Pressemitteilung der Bundesärztekammer
Weltärztebund: Schmerztherapie verpflichtend in die Aus- und Weiterbildung von Ärzten aufnehmen
Berlin, 21.10.2011
Der Weltärztebund (WMA) hat einen leichteren Zugang für Patienten zu einer angemessenen Schmerzbehandlung gefordert. Weltweit würden Millionen von Menschen, die an Krebs und anderen Leiden erkrankt sind, unnötige Schmerzen erleiden, weil sie keine angemessene Schmerzbehandlung erhalten, so der WMA. Das liege vor allem an unnötigen restriktiven gesetzlichen Vorschriften etwa bei dem Zugang zu Opiaten sowie an Defiziten in der Ausbildung von Angehörigen der Gesundheitsberufe bei der Beurteilung und Behandlung von Schmerzen.
Deshalb müsse beispielsweise das Thema Schmerztherapie verpflichtend in die Aus- und Weiterbildung von Ärzten aufgenommen werden, forderte der Weltärztebund auf seiner Generalversammlung in der vergangenen Woche in Montevideo, Uruguay. Darüber hinaus müssten die Regierungen ihre Gesetzgebung überprüfen und sicherstellen, dass ausreichend Schmerzmittel zur Verfügung stehen.

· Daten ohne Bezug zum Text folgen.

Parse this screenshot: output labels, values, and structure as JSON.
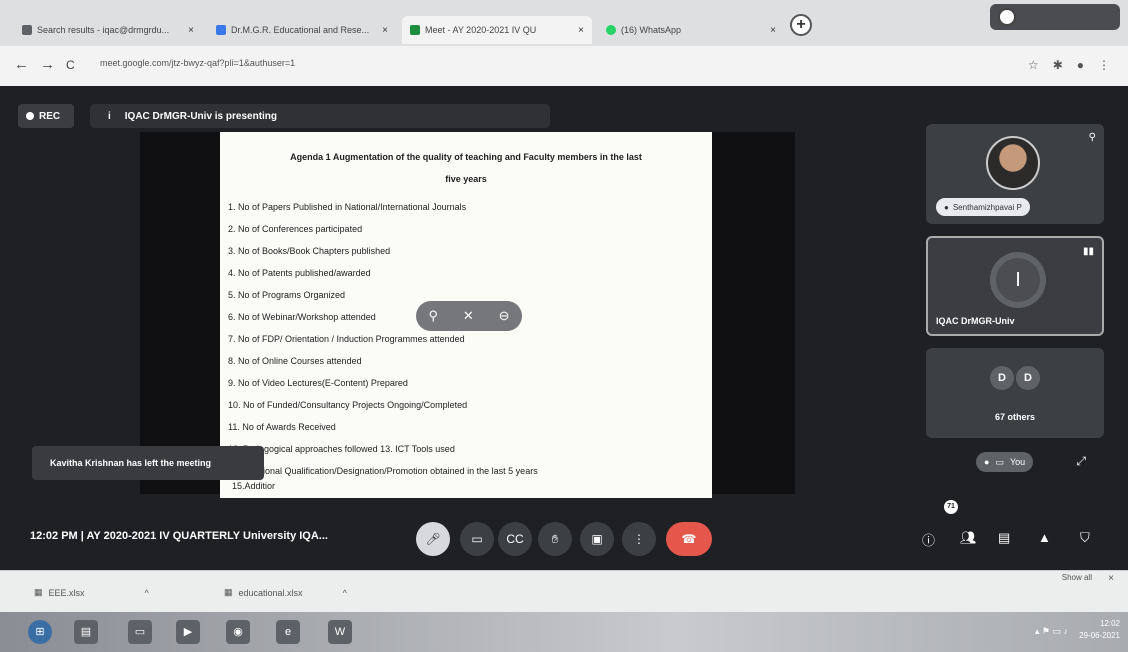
{
  "browser": {
    "tabs": [
      {
        "label": "Search results - iqac@drmgrdu...",
        "close": "×",
        "color": "#5f6368"
      },
      {
        "label": "Dr.M.G.R. Educational and Rese...",
        "close": "×",
        "color": "#3b78e7"
      },
      {
        "label": "Meet - AY 2020-2021 IV QU",
        "close": "×",
        "color": "#1e8e3e"
      },
      {
        "label": "(16) WhatsApp",
        "close": "×",
        "color": "#25d366"
      }
    ],
    "new_tab": "+",
    "url": "meet.google.com/jtz-bwyz-qaf?pli=1&authuser=1",
    "nav": {
      "back": "←",
      "forward": "→",
      "reload": "C"
    }
  },
  "meet": {
    "rec_label": "REC",
    "presenting_text": "IQAC DrMGR-Univ is presenting",
    "slide": {
      "title_line1": "Agenda 1 Augmentation of the quality of teaching and Faculty members in the  last",
      "title_line2": "five years",
      "items": [
        "1.  No of Papers Published in National/International Journals",
        "2.  No of Conferences participated",
        "3.  No of Books/Book Chapters published",
        "4.  No of Patents published/awarded",
        "5.  No of Programs Organized",
        "6.  No of Webinar/Workshop attended",
        "7.  No of FDP/ Orientation / Induction Programmes attended",
        "8.  No of Online Courses attended",
        "9.  No of Video Lectures(E-Content) Prepared",
        "10. No of Funded/Consultancy Projects Ongoing/Completed",
        "11. No of Awards Received",
        "12. Pedagogical approaches followed          13. ICT Tools used",
        "14. Additional Qualification/Designation/Promotion obtained in the last 5 years"
      ],
      "last_item": "15.Additior"
    },
    "toast": "Kavitha Krishnan has left the meeting",
    "participants": {
      "tile1_name": "Senthamizhpavai P",
      "tile2_initial": "I",
      "tile2_name": "IQAC DrMGR-Univ",
      "tile3_initials": [
        "D",
        "D"
      ],
      "tile3_others": "67 others",
      "you_label": "You"
    },
    "bottom": {
      "time_title": "12:02 PM  |  AY 2020-2021 IV QUARTERLY University IQA...",
      "participant_count": "71"
    }
  },
  "downloads": {
    "items": [
      {
        "name": "EEE.xlsx",
        "chevron": "^"
      },
      {
        "name": "educational.xlsx",
        "chevron": "^"
      }
    ],
    "show_all": "Show all",
    "close": "×"
  },
  "taskbar": {
    "clock_time": "12:02",
    "clock_date": "29-06-2021"
  }
}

In einem weiteren Statement forderte die Generalversammlung des Weltärztebundes einen fairen Prozess nach internationalen Standards für die in Bahrain inhaftierten 20 Ärzte und Krankenschwestern. Diese waren vor kurzem zu fünf bis 15 Jahren Gefängnis verurteilt worden. Den Anwälten der Angeklagten soll unter anderem nicht gestattet worden sein, alle Zeugen zu befragen. Auch berichteten die Angeklagten und deren Anwälte von Misshandlungen und anderen Menschenrechtsverletzungen während der Inhaftierung. „Allem Anschein nach wurden die Ärzte und Krankenschwestern verurteilt, weil sie alle verletzten Patienten behandelt haben, die zu ihnen gebracht wurden – einschließlich Mitglieder der Rebellion“, erklärte der Vorsitzende des WMA-Vorstandes, Dr. Mukesh Haikerwal. Weltweit würden dem Weltärztebund zufolge immer öfter Ärzte, medizinisches Personal und Einrichtungen des Gesundheitswesens zwischen Kriegsfronten geraten oder bei politischen und bewaffneten Konflikten und Unruhen attackiert. Alle Staaten müssten deshalb die Prinzipien der medizinischen Neutralität anerkennen und respektieren.
Auch die medizinische Versorgung von Gefängnisinsassen müsse verbessert werden, so der Weltärztebund. Denn vor allem in Haftanstalten zeichne sich eine Zunahme von Tuberkulose-Erkrankungen und Arzneimittel-Resistenzen ab. Gefängnisse seien ein idealer Nährboden für Infektionen, da diese oft überbelegt und schlecht belüftet seien. Hinzu komme eine mangelhafte Hygiene und Ernährung sowie der begrenzte Zugang zu einer angemessenen Gesundheitsversorgung, betonte Haikerwal. Inhaftierte Menschen hätten jedoch die gleichen Rechte auf eine angemessene Gesundheitsversorgung wie andere Menschen.